Originally Posted by
vintagerando
So, what I am hearing: the hubs may work, its the rim that the issue? OR do I still need to get 32 in the back?
You weren't listening. The hubs are fine...they don't matter. The rim is fine...it doesn't matter. The spokes are suspect...they matter a whole lot.
BUT, that said, I suggest you ride the wheels and just watch for problems. The wheels won't suddenly collapse but you may start breaking spokes. If you break one, it's not that big of a deal, although with only 28 spokes to work with, it's more of a big deal than a 32 or 36 spoke wheel. If you break 2 spokes, I'd suggest a rebuild with beefier spokes like the ones I suggested above.

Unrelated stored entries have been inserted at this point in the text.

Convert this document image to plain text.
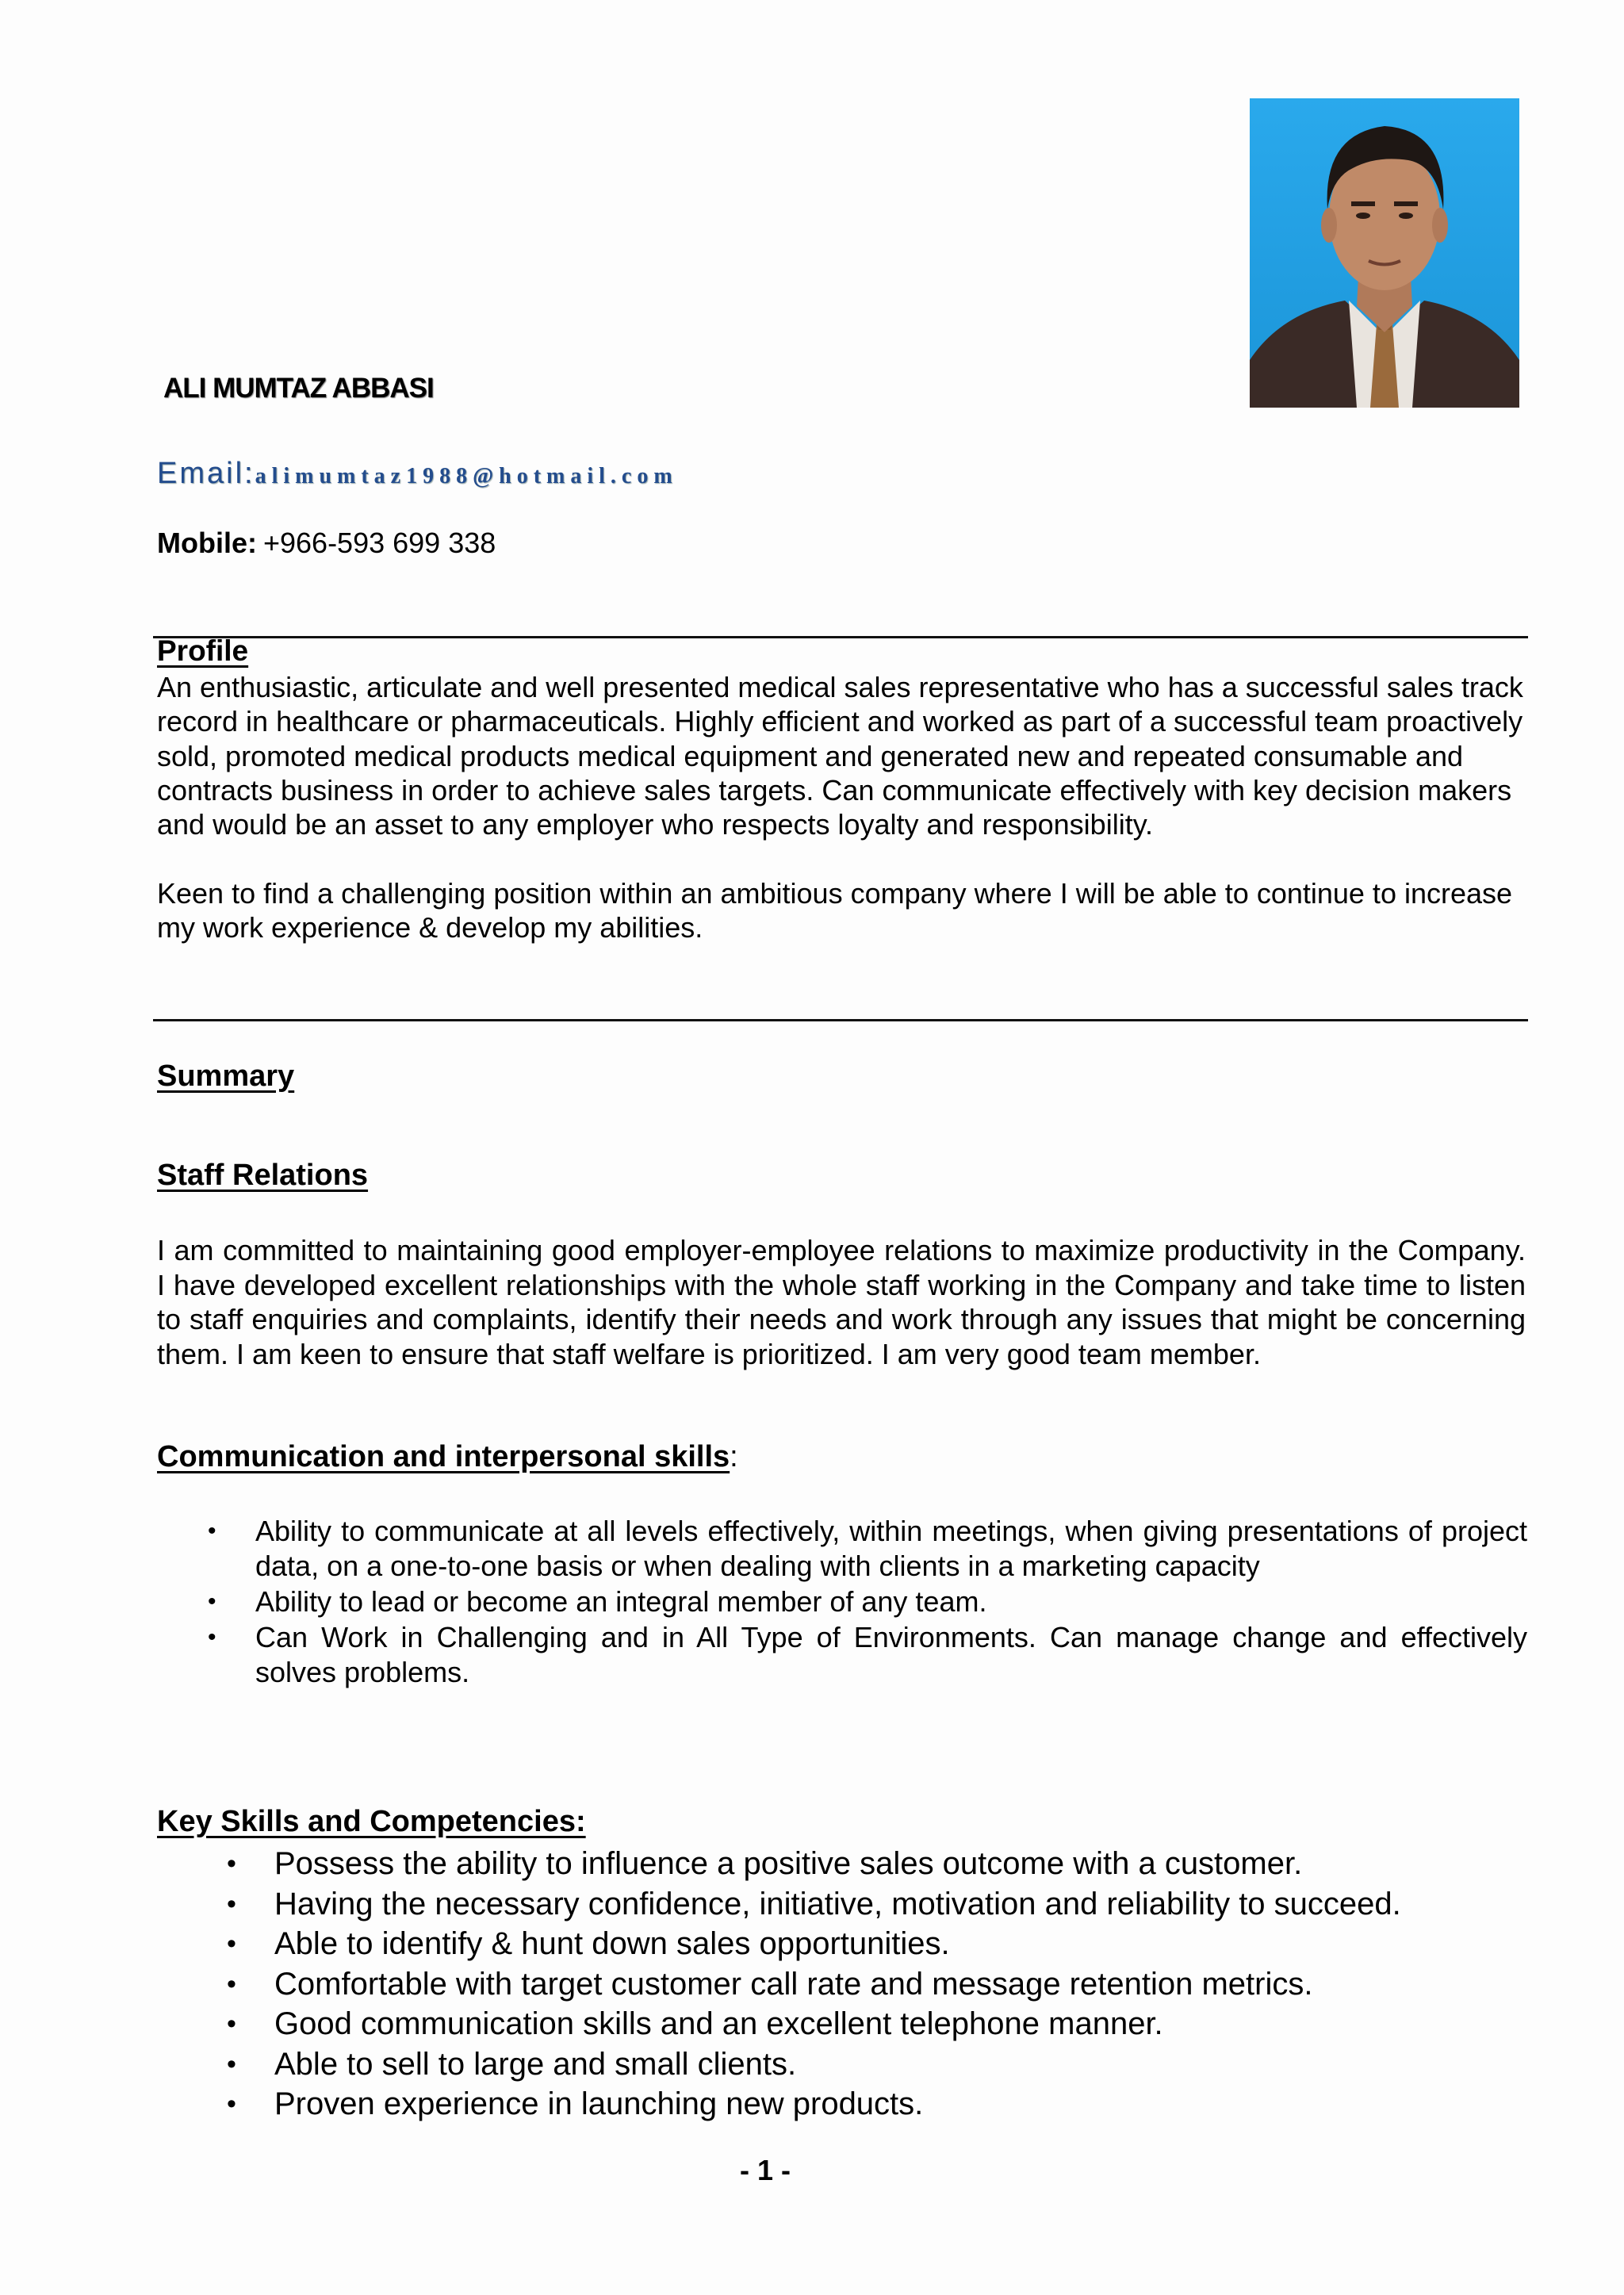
ALI MUMTAZ ABBASI
Email:alimumtaz1988@hotmail.com
Mobile: +966-593 699 338
Profile
An enthusiastic, articulate and well presented medical sales representative who has a successful sales track record in healthcare or pharmaceuticals. Highly efficient and worked as part of a successful team proactively sold, promoted medical products medical equipment and generated new and repeated consumable and contracts business in order to achieve sales targets. Can communicate effectively with key decision makers and would be an asset to any employer who respects loyalty and responsibility.
Keen to find a challenging position within an ambitious company where I will be able to continue to increase my work experience & develop my abilities.
Summary
Staff Relations
I am committed to maintaining good employer-employee relations to maximize productivity in the Company. I have developed excellent relationships with the whole staff working in the Company and take time to listen to staff enquiries and complaints, identify their needs and work through any issues that might be concerning them. I am keen to ensure that staff welfare is prioritized. I am very good team member.
Communication and interpersonal skills:
• Ability to communicate at all levels effectively, within meetings, when giving presentations of project data, on a one-to-one basis or when dealing with clients in a marketing capacity
• Ability to lead or become an integral member of any team.
• Can Work in Challenging and in All Type of Environments. Can manage change and effectively solves problems.
Key Skills and Competencies:
• Possess the ability to influence a positive sales outcome with a customer.
• Having the necessary confidence, initiative, motivation and reliability to succeed.
• Able to identify & hunt down sales opportunities.
• Comfortable with target customer call rate and message retention metrics.
• Good communication skills and an excellent telephone manner.
• Able to sell to large and small clients.
• Proven experience in launching new products.
- 1 -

A straight gauge 2.0mm spoke (14 ga) by the way, isn't "beefier". It's heavier but not necessarily stronger. Look at the Pillar site. They have strength graphs for their spokes. Their 2.0mm spoke has a breaking strength of 270 kgf. The double butted 2.0/1.8 mm (14/15 ga) has a breaking strength of about 300 kgf while going to the 2.2/1.8/2.0 triple butted spoke bumps the breaking strength up to 330 kgf. They make a quad but 2.5/2.3/1.8/2.0mm spoke that goes up over 400 kgf but the quads are hard to find. The triple is going to make a really strong low spoke count wheel that would be significantly stronger than even a double butted spoked wheel.
I'd expect similar strength gains for any other triple butted spoke. I use them, by the way, in all the wheels I build. I had a mountain bike wheel made with the DT Alpine III that lasted through 10 years of hard use and the only reason it died is because the guy I loaned it to managed to shift the derailer into the spokes and he tore them out. I have them on my commuter bike that have around 12,000 miles on them without any kind of breakage and I have them on my touring bike that carries me at enough over 200 lb to be embarrassing and a 40 lb load around the country which have over 10,000 trouble free miles on them.